A self-help book helps rid this writer of the illusion of being a writer…
I have always believed that I am meant to be a writer. Not just any writer but a celebrity one. And I realised that now was the time to realise my dream.
I promptly started the computerand opened a new document. I had the idea for the prologue all sorted out in my head so I started typing. I personally considered it too good to be tampered with. Now only 198 or so pages remained to be written.

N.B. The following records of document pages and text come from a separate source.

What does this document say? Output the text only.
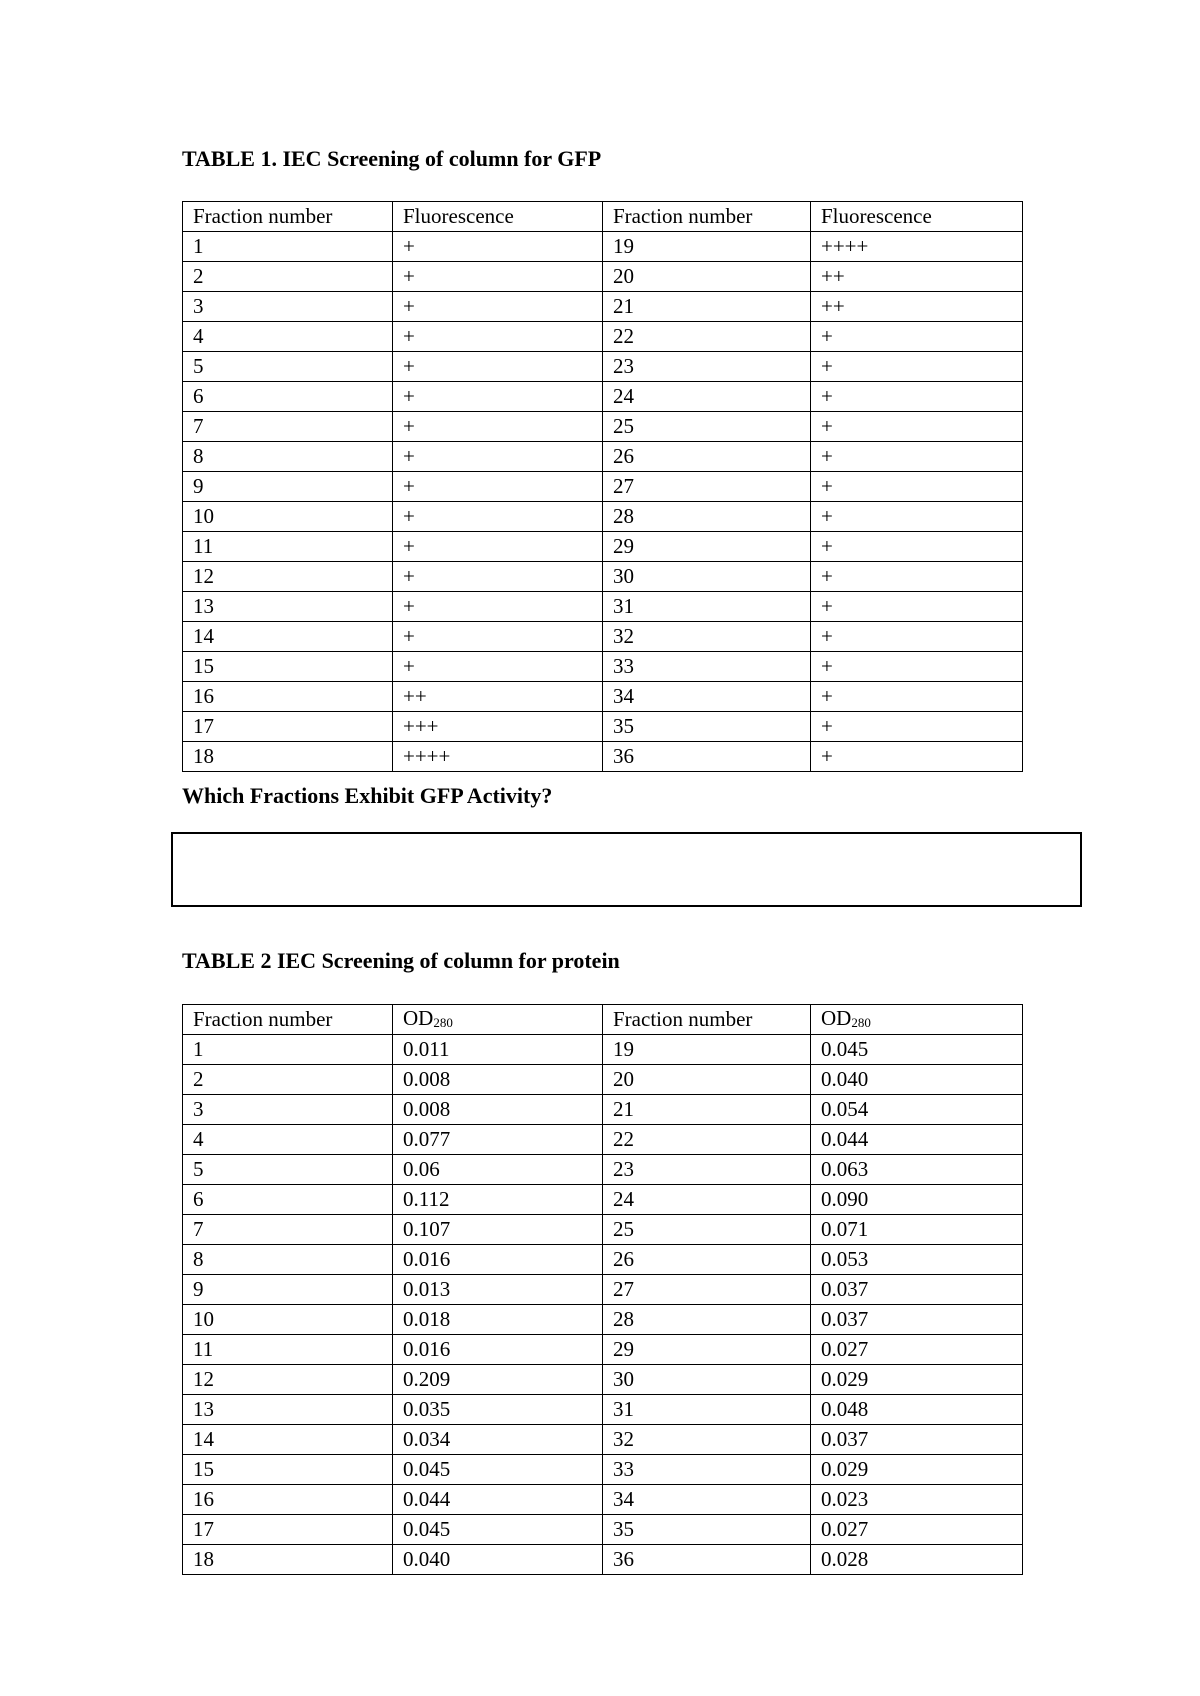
TABLE 1. IEC Screening of column for GFP
Fraction number	Fluorescence	Fraction number	Fluorescence
1	+	19	++++
2	+	20	++
3	+	21	++
4	+	22	+
5	+	23	+
6	+	24	+
7	+	25	+
8	+	26	+
9	+	27	+
10	+	28	+
11	+	29	+
12	+	30	+
13	+	31	+
14	+	32	+
15	+	33	+
16	++	34	+
17	+++	35	+
18	++++	36	+
Which Fractions Exhibit GFP Activity?
TABLE 2 IEC Screening of column for protein
Fraction number	OD280	Fraction number	OD280
1	0.011	19	0.045
2	0.008	20	0.040
3	0.008	21	0.054
4	0.077	22	0.044
5	0.06	23	0.063
6	0.112	24	0.090
7	0.107	25	0.071
8	0.016	26	0.053
9	0.013	27	0.037
10	0.018	28	0.037
11	0.016	29	0.027
12	0.209	30	0.029
13	0.035	31	0.048
14	0.034	32	0.037
15	0.045	33	0.029
16	0.044	34	0.023
17	0.045	35	0.027
18	0.040	36	0.028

After this brilliant victory I thought maybe I should surf the net and look for some publishers. I came across a site that offered advice for novice writers. A book comes out of you; you don’t put it together like a block house. I was curious though to know whether all authors agreed with him. So I got a few creative writing books from the library and started reading them. To my surprise they all said nearly the same thing. ‘Start with a bang’, ‘have conflict in every scene’, ‘show, don’t tell’ and something along these lines.
I didn’t even know my protagonist’s profession yet! One of them even went on to say ‘page 55-57 should have the first plot point (what in God’s name is that?) and page 170-175 the other.’ Is she talking about novels or algebra? To tell you the truth I was a little unsettled by now. I thought I should look for more help and so went to a bookstore and bought myself — A Self-Help Guide For Writing Novels. After writing 500 words in keeping with the book’s suggestions, I realised what I had written was utter crap. I had no idea what had gone wrong. I had followed every bit of advice to the letter. The story began with a dead body (the hook), the setting was described in less than eight lines (brevity of description) and it was full of conflict (shown, not told) through the medium of dialogue and action (interspersed, not separate). Everything was perfect. Only it was bad!
I realised after all maybe I am not made for writing novels: “No, she was definitely not cut out to be a writer. ‘I give up!’ So saying she threw her laptop out of the window which landed with a bang, about two feet outside the compound wall. The end.”